How to normalise intensity in fluorescence decay plots?
Thanks. There are 3 to 4 familiar ways in normalization, you'll have to check which one is suitable for your plots.You may share your plot, I can say something exactly after seeing it
thank u
Welcome dear
how to normalise data with reference to some peak value?
Note the value of peak, and then in normalization dropdown menu select the specific number. Thanks
@@SAYPhysics can you please tell me the formula to do that? I want to do it on excel
Please do it in OriginLab as excel will require more efforts. Thanks
before you "normalise data you should think about why you are doing this and what you are doing. Just to make data look good is the most crappy reason to manipulate data.
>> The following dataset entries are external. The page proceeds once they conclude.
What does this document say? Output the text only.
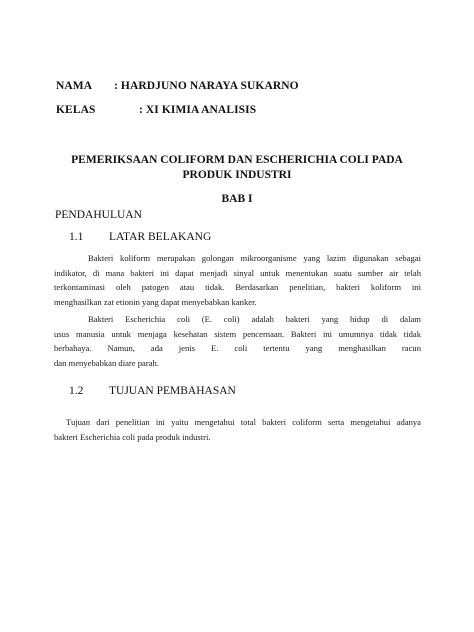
NAMA : HARDJUNO NARAYA SUKARNO
KELAS	: XI KIMIA ANALISIS
PEMERIKSAAN COLIFORM DAN ESCHERICHIA COLI PADA
PRODUK INDUSTRI
BAB I
PENDAHULUAN
1.1 LATAR BELAKANG
Bakteri koliform merupakan golongan mikroorganisme yang lazim digunakan sebagai
indikator, di mana bakteri ini dapat menjadi sinyal untuk menentukan suatu sumber air telah
terkontaminasi oleh patogen atau tidak. Berdasarkan penelitian, bakteri koliform ini
menghasilkan zat etionin yang dapat menyebabkan kanker.
Bakteri Escherichia coli (E. coli) adalah bakteri yang hidup di dalam
usus manusia untuk menjaga kesehatan sistem pencernaan. Bakteri ini umumnya tidak tidak
berbahaya. Namun, ada jenis E. coli tertentu yang menghasilkan racun
dan menyebabkan diare parah.
1.2 TUJUAN PEMBAHASAN
Tujuan dari penelitian ini yaitu mengetahui total bakteri coliform serta mengetahui adanya
bakteri Escherichia coli pada produk industri.
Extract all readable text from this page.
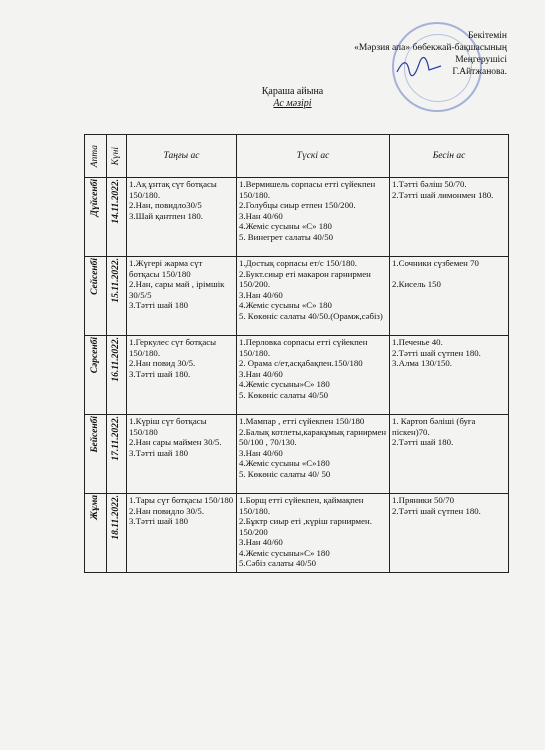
Бекітемін
«Мәрзия апа» бөбекжай-бақшасының
Меңгерушісі
Г.Айтжанова.
Қараша айына
Ас мәзірі
Апта	Күні	Таңғы ас	Түскі ас	Бесін ас

Дүйсенбі	14.11.2022.	1.Ақ ұнтақ сүт ботқасы 150/180.
2.Нан, повидло30/5
3.Шай қантпен 180.	1.Вермишель сорпасы етті сүйекпен 150/180.
2.Голубцы сиыр етпен 150/200.
3.Нан 40/60
4.Жеміс сусыны «С» 180
5. Винегрет салаты 40/50	1.Тәтті бәліш 50/70.
2.Тәтті шай лимонмен 180.

Сейсенбі	15.11.2022.	1.Жүгері жарма сүт ботқасы 150/180
2.Нан, сары май , ірімшік 30/5/5
3.Тәтті шай 180	1.Достық сорпасы ет/с 150/180.
2.Букт.сиыр еті макарон гарнирмен 150/200.
3.Нан 40/60
4.Жеміс сусыны «С» 180
5. Көкөніс салаты 40/50.(Орамж,сәбіз)	1.Сочники сүзбемен 70

2.Кисель 150

Сәрсенбі	16.11.2022.	1.Геркулес сүт ботқасы 150/180.
2.Нан повид 30/5.
3.Тәтті шай 180.	1.Перловка сорпасы етті сүйекпен 150/180.
2. Орама с/ет,асқабақпен.150/180
3.Нан 40/60
4.Жеміс сусыны»С» 180
5. Көкөніс салаты 40/50	1.Печенье 40.
2.Тәтті шай сүтпен 180.
3.Алма 130/150.

Бейсенбі	17.11.2022.	1.Күріш сүт ботқасы 150/180
2.Нан сары маймен 30/5.
3.Тәтті шай 180	1.Мампар , етті сүйекпен 150/180
2.Балық котлеты,каракұмық гарнирмен 50/100 , 70/130.
3.Нан 40/60
4.Жеміс сусыны «С»180
5. Көкөніс салаты 40/ 50	1. Картоп бәліші (буға піскен)70.
2.Тәтті шай 180.

Жұма	18.11.2022.	1.Тары сүт ботқасы 150/180
2.Нан повидло 30/5.
3.Тәтті шай 180	1.Борщ етті сүйекпен, қаймақпен 150/180.
2.Бұктр сиыр еті ,күріш гарнирмен. 150/200
3.Нан 40/60
4.Жеміс сусыны»С» 180
5.Сәбіз салаты 40/50	1.Пряники 50/70
2.Тәтті шай сүтпен 180.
Sometimes we're interested to focus on the position of a peak than it's intensity, we do such a normalization for that reason. Thanks
@@SAYPhysics Thanks. But for FTIR, you made a shift of normalized plot to look it beautiful. Did not it change position of the peak? Again doesn't normalization of only one plot give you a wrong interpretation with respect to Y value while other plots have different Y scale? Just curious.
The normalization is of y axis only, while shift occurs in the x axis. When we use au on the y axis, it doesn't matter then. Thanks
I'm sorry to say but this abrupt normalisation method for the UV vis is not correct at all! If you have performed baseline correction with respect to the corresponding sample reference then the non-zero absorption at 800 nm would refer to scattering. One cannot normalize a scattering sample between [0,1]; doing that completely undermines the scattering while boosting the absorbance in equal scales. Almost always your spectral shape will change while doing this and it is non-physical.
Also shifting IR data in x-axis is absolutely weird! This will result in falsification of data!
As a scientist, I kindly request the maker to clarify these points. There's nothing wrong with Y-scale normalisation of any kind of data. But kindly don't move X-scales and have a look in your minimum Y-value and ask the question why that changes, before manipulating any data.
You correctly pointed out, discussing peak positions should not involve translation along the x-axis, while discussions about intensity should avoid manipulating the y-axis. It's crucial to consider these aspects when working with spectral data to ensure accurate and meaningful results. Thank you for the input!